Menurut Dewi, banyaknya letusan konflik agraria yang menghadapkan masyarakat dengan korporasi menjadi bukti bahwa program reforma agraria belum berhasil menjawab masalah ketimpangan penguasaan tanah selama ini. Dia menilai pemerintah cenderung hanya sibuk membagikan sertifikat tanah, yang sebenarnya kurang tepat dianggap sebagai reforma agraria. “Pembagian sertifikat bukannya buruk. Tapi, kalau dicantolkan ke reforma agraria, akan menjadi salah kaprah,” ujarnya.
Digagas Presiden Joko Widodo pada 2015, program reforma agraria baru digeber pada 2018 lewat penerbitan Peraturan Presiden Nomor 86 Tahun 2018. Dalam pelaksanaannya, reforma agraria terbagi dalam dua program kegiatan. Pertama, legalisasi aset, yakni pemerintah mendorong sertifikasi hak milik atas tanah transmigrasi dan masyarakat umum.

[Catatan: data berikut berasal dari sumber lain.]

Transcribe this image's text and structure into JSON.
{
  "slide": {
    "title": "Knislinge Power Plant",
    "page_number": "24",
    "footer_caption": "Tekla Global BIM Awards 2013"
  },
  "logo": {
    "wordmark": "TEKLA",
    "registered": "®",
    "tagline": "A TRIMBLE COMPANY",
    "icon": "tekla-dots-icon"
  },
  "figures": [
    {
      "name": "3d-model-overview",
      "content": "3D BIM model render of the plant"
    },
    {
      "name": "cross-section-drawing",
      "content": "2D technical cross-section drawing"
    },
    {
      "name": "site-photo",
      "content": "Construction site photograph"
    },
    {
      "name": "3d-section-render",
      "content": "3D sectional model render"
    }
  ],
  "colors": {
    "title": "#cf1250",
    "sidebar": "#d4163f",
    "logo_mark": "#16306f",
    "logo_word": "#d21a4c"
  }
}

Kegiatan pembagian sertifikat kepada masyarakat ini sebelumnya rajin dipertontonkan Jokowi menjelang pemilihan presiden 2019.

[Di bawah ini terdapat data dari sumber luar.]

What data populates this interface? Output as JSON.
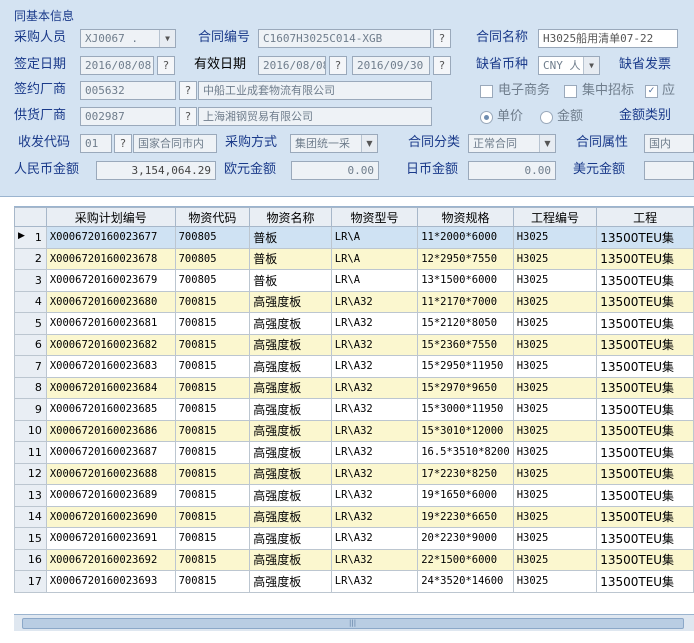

Di sisi lain, reforma agraria juga berupa redistribusi tanah. Disebut redistribusi lantaran pemerintah akan mengalihkan penguasaan aset dan akses atas tanah negara, baik yang berasal dari bekas HGU habis masa berlaku, tanah telantar, maupun pelepasan kawasan hutan, untuk tanah obyek reforma agraria. Program redistribusi ini sejak awal didorong oleh para pemerhati masalah agraria. Salah satunya untuk menyelesaikan konflik-konflik tenurial yang bertahun-tahun tak terselesaikan.
Masalahnya, capaian reforma agraria memang jomplang. Berdasarkan data Kementerian Koordinator Perekonomian mencatat, per September 2022, kinerja program legalisasi aset berupa pensertifikatan tanah telah mencapai lebih dari 100 persen dari target 4,5 juta hektare. Sedangkan realisasi redistribusi tanah baru 33,24 persen dari target awal 4,5 juta hektare.

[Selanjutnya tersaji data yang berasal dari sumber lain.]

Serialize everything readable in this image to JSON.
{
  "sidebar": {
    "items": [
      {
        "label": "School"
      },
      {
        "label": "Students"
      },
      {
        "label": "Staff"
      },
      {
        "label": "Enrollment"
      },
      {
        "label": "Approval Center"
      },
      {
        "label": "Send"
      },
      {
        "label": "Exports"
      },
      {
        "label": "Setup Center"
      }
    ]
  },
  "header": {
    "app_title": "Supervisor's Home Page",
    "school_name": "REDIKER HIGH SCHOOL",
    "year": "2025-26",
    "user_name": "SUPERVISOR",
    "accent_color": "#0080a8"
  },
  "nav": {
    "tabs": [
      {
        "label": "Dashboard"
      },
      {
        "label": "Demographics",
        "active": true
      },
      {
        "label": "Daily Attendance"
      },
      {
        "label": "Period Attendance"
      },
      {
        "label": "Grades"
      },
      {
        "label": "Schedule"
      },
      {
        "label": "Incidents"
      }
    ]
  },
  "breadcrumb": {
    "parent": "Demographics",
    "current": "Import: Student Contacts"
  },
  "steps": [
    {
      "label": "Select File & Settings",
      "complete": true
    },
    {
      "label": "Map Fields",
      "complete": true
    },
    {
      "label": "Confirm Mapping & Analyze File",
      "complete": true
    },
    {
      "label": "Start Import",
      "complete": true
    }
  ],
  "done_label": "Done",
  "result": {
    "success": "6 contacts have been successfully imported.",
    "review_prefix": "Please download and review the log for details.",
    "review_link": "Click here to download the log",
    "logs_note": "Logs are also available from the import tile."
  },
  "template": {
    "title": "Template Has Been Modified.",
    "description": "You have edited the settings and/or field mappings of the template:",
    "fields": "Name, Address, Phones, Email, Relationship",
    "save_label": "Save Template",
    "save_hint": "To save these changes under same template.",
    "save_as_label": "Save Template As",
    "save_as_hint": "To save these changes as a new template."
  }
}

Majelis Pakar KPA, Iwan Nurdin, menyoroti adanya masalah keterbukaan dalam tata kelola HGU sebagai salah satu penyebab buruknya kinerja reforma agraria dan tingginya konflik. Menurut dia, selama ini penerbitan HGU—termasuk perpanjangan—tak pernah transparan. “HGU yang sesuai dengan ketentuan hanya diberikan atas tanah yang clean and clear, termasuk dijamin tidak ada konflik,” kata Iwan, kemarin. “Masih banyaknya konflik di lahan yang diklaim ber-HGU menunjukkan ada yang salah sejak awal dalam pemberian HGU tersebut.”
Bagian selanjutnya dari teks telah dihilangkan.